Fig.4 : Échantillon pétrographique de quartzite (cliché © BRGM) - cliquer sur l'image pour voir une lame mince de quartzite en LPA
Au-dessus des éboulis, une plate-forme offre un accès direct au contact du front de taille et à une surface structurale (fig.2) ; il reste néanmoins dangereux de s'approcher des parois verticales en raison du risque de chute de pierres.
Un examen des bancs quartzitiques révèle l'occurrence de figures sédimentaires bien préservées : litages horizontaux et obliques, stratifications entrecroisées, clinoformes (structures progradantes), remplissage de chenaux (fig.5). Ces structures indiquent des dépôts sédimentaires mis en place sous l'influence de courants. Ces conditions de sédimentation et la nature détritique des apports peuvent correspondre à un environnement de dépôt de type deltaïque ou marin proximal (subissant l'action des courants de marées).
Fig.5 : Figures sédimentaires préservées dans les quartzites de Sierck - survoler l'image pour faire apparaître les légendes
Entre les strates de quartzites, sont généralement intercalés des niveaux d'épaisseur décimétrique, plus tendres, de couleur verdâtre, à débit en feuillets (= schistosité parallèle à la stratification), et composés de fines particules de quartz (rayure sur le verre) et de minuscules micas blancs (muscovite et/ou séricite) miroitant au soleil (la biotite semble absente) ; ces derniers étant disposés à plat dans le plan de stratification conférent un aspect nacré à la roche (fig.6).
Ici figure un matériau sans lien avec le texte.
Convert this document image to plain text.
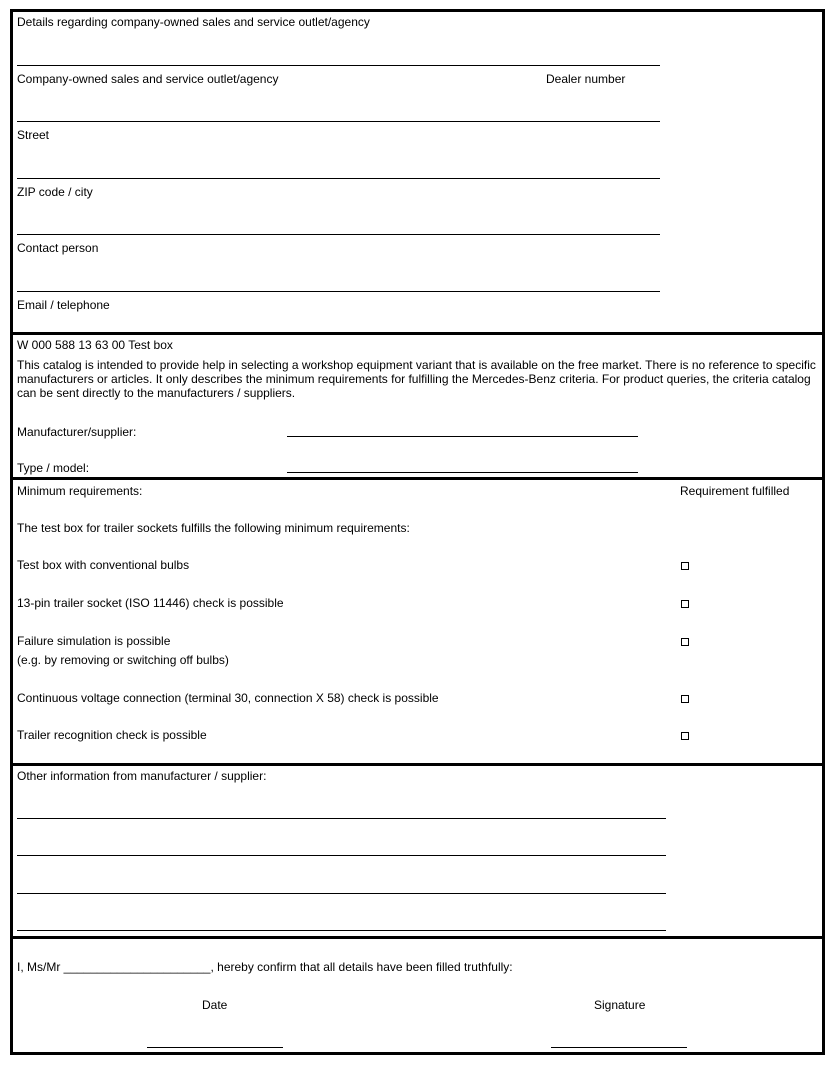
Details regarding company-owned sales and service outlet/agency
Company-owned sales and service outlet/agency	Dealer number
Street
ZIP code / city
Contact person
Email / telephone
W 000 588 13 63 00 Test box
This catalog is intended to provide help in selecting a workshop equipment variant that is available on the free market. There is no reference to specific manufacturers or articles. It only describes the minimum requirements for fulfilling the Mercedes-Benz criteria. For product queries, the criteria catalog can be sent directly to the manufacturers / suppliers.
Manufacturer/supplier:
Type / model:
Minimum requirements:	Requirement fulfilled
The test box for trailer sockets fulfills the following minimum requirements:
Test box with conventional bulbs
13-pin trailer socket (ISO 11446) check is possible
Failure simulation is possible
(e.g. by removing or switching off bulbs)
Continuous voltage connection (terminal 30, connection X 58) check is possible
Trailer recognition check is possible
Other information from manufacturer / supplier:
I, Ms/Mr ______________________, hereby confirm that all details have been filled truthfully:
Date	Signature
Vu par la tranche, un échantillon observé à la loupe présente une alternance de fins feuillets micacés alternant avec des lits plus riches en quartz (= début de foliation ?). D'origine détritique, ces roches gréseuses riches en micas sont parfois désignées sous le terme de "psammite" par les auteurs [1]. Si on considère l'organisation des minéraux dans la roche et les micas blancs comme étant d'origine métamorphique, cette roche peut être qualifiée de schiste sériciteux. Quartzites et schistes micacés traduisent un faible degré de métamorphisme régional (épizone en contexte de collision).
Fig.6 : Banc de "psammite" (cliquer sur l'image pour voir un échantillon)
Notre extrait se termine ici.